Speaking of struggle, I found it so hard to believe that Maddie survived and kept a sound mind for so long being so young. Maybe this book is supposed to be more fairy-tale or fantastical, but the ominous, eerie verse narration suggested otherwise. Here little Maddie is, three years in, still managing to keep herself and her dog alive, AND has mental energy leftover to tell herself to stop feeling sorry for herself? I’m not sure how this would realistically happen. What I mainly had an issue with was the potential messaging of, “If a girl who has been on her own for three years can cheer up and get over herself, surely you can get over your issues.” This is a toxic and dangerous message, and I’m very disappointed there was no correction of this issue within the pages. It would have been a great opportunity to show how Maddie is allowed to feel things and is allowed to ask for help and is allowed to feel sad. Instead, we get the impression that a true heroine cheers up and stuffs it, and that message is never corrected.

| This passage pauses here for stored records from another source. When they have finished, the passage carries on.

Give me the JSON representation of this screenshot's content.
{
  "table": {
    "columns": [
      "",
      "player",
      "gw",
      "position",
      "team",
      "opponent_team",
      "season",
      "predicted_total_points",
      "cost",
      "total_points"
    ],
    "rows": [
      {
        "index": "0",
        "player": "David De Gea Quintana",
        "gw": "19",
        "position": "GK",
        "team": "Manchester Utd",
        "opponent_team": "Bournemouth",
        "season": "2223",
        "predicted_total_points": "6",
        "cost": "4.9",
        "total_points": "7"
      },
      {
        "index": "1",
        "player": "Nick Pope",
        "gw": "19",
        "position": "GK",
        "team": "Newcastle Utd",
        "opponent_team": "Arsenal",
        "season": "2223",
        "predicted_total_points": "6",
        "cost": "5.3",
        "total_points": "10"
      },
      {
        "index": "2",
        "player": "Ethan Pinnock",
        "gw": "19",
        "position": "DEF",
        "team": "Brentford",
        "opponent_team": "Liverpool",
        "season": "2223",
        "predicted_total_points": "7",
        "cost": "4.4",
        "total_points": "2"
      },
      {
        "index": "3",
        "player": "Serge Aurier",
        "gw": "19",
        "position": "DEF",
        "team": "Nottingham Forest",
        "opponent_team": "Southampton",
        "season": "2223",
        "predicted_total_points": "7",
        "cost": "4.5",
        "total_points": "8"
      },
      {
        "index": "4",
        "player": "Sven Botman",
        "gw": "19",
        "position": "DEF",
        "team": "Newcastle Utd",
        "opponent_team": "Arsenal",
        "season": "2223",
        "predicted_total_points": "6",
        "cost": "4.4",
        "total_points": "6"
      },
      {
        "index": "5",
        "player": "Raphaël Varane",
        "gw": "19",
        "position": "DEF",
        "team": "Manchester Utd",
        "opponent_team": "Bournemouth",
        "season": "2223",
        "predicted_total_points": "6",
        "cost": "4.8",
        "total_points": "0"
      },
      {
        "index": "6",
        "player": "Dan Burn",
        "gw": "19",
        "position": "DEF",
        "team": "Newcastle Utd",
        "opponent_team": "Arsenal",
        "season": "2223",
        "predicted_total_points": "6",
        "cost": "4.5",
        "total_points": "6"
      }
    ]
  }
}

The ending annoyed me with how perfect everything was. It left me with a permeating feeling like I had wasted two hours of my time. I felt Maddie’s pain, and I don’t think I liked that, mostly because there was no real payoff. Maddie’s only real character arc is she learns to not feel sorry for herself (when she’s literally in the most traumatic situation of her life) and learns to enjoy her life exactly where she’s at, even if it is alone in a house. In what world would you ever tell a child experiencing trauma that they need to cheer up and enjoy life? Maddie went through extreme trauma. Telling her to enjoy her trauma is messed up.
So, while I can respect the verse the novel was written in, I cannot stand behind anything those words convey. 2.0 stars.